APM: You are correct that you need, e.g., around 25,000 people to one cleric capable of casting a 5th level Divine spell.
However, in order to have 1d4 5th level Divine Spells per day available, you need to be dealing with a Class III city. A class III city has 2,500 to 4,999 families, which isr 12,500 to 24,999 people. I think you are mis-reading the chart on p231 to be people, not families. A class III city is a big city.
Further, the rules assume that for each city of 12,500 to 24,999 people, you need to have a population of 125,000 to 249,999 families, or 625,000 to 1,249,995 people.

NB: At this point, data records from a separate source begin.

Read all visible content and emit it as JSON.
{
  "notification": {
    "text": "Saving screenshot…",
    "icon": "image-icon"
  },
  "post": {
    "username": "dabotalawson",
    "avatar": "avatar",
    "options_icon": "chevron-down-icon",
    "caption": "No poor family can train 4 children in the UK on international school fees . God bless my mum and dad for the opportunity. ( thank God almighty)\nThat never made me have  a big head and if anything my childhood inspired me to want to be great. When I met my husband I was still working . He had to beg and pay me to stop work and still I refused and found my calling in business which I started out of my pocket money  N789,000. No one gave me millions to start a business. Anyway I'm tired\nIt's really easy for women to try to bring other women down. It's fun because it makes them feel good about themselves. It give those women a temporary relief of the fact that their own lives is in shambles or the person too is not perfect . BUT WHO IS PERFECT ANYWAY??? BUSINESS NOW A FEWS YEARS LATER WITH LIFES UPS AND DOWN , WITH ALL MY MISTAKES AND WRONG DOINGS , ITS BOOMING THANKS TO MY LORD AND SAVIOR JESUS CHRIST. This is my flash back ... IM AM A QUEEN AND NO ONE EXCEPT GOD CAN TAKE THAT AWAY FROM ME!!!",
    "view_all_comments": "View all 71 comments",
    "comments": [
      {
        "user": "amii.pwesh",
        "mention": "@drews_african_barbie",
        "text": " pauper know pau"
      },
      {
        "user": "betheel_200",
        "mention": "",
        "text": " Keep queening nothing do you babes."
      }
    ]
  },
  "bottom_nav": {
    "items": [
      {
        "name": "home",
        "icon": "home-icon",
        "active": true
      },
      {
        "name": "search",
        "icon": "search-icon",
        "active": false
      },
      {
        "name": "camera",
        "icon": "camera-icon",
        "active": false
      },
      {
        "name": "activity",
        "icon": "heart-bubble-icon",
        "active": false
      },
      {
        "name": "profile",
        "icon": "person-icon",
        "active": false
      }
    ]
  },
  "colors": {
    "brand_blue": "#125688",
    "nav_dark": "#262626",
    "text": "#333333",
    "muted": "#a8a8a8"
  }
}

In a population of that size, there are 16 to 32 7th level Clerics, and higher level clerics on top of that.
So even a Class III city existing in a vacuum could have 1 7th level Cleric, and a normal Class III city in an average realm will certainly have at least a few of the 16-32 in the realm.
Because the game assumes a pyramid of levels, you can’t calculate the number of high-level characters in a city by just calculating the size of the city and treating it as a realm. Cities exist within realms, and many of the high level characters will be in the cities.
I hope that makes sense.

(3) While I see what you’re saying re. the wage scale used to derive spellcasting costs, the way the costs of Divine magic scale seems a bit odd:
2nd level spells cost 4 times as much as 1st level ones,
3rd level spells cost 3.75 times as much as 2nd level ones,
4th level spells cost 2.17 times as much as 3rd level ones,
5th level spells cost 1.53 times as much as 4th level ones.
APM: It’s a product of the funky cleric spell progression. A 5th level cleric has 2 1st and 2 2nd, while a 6th level cleric has 2 1st, 2 2nd, 1 3rd, and 1 4th, and a 7th level cleric has 2 1st, 2 2nd, 2 3rd, 1 4th, and 1 5th.
Mathematically it works out as follows:
5th level cleric:
Monthly wage: 582gp
Billable rate: 81gp per day
Highest level spell: 2
Spells of that level per day: 2
Cost per Spell: 40.5gp (smoothed to 40gp per ease)
6th level cleric:
Monthly wage 1,171gp
Billable rate: 162gp per day
Highest level spell: 3 and 4
Spells of that level per day: 1
Cost per Spell: 162gp (smoothed to 150gp for ease) for 3rd
7th level cleric:
Monthly wage: 2,327gp
Billable Rate: 322gp
Highest level spell: 4 and 5
Spells of that level per day: 1
Cost per Spell: 322gp (smoothed to 325gp for ease) for 4th; 322gp (increased to 500gp to reflect that some might be cast by 8th level casters) for 5th
8th level cleric:
Monthly wage: 4,665gp
Billable rate: 644gp
Highest level spell: 5
Spells of that level per day: 1
Cost per spell: 644gp (reduced to 500gp to reflect that some might be cast by less-expensive 7th level casters
So the costs are more-or-less correct. In order to give it a smoother progression I created separate prices for 3rd and 4th level spells and then bumped up the cost of 5th level spells a bit. On the “supply side” 3rd/4th are the same to a 6th level caster and 4th/5th are the same to a 7th level caster, but the game works better with the slight adjustments I made.

blink
Families. Yeah. That makes a whole lot more sense. Thanks.
blush

This is a bit off-topic, but with the issue of the starting city charts being brought up I just couldn’t resist.
I was confused about the families thing too and in my game it led to humorous results. I started the game in a village and I thought the chart said that a village could have 100 people rather than 100 families. When the game started, and I brought up the population, one player thought that 100 people was too small a population. It quickly became and running gag when the PCs killed a member of a rival criminal guild, and the players joked about how the already small population had just decreased.
Later, after thinking about what the players said I looked at one of the other city charts and it listed that a village could have 100 families not 100 people.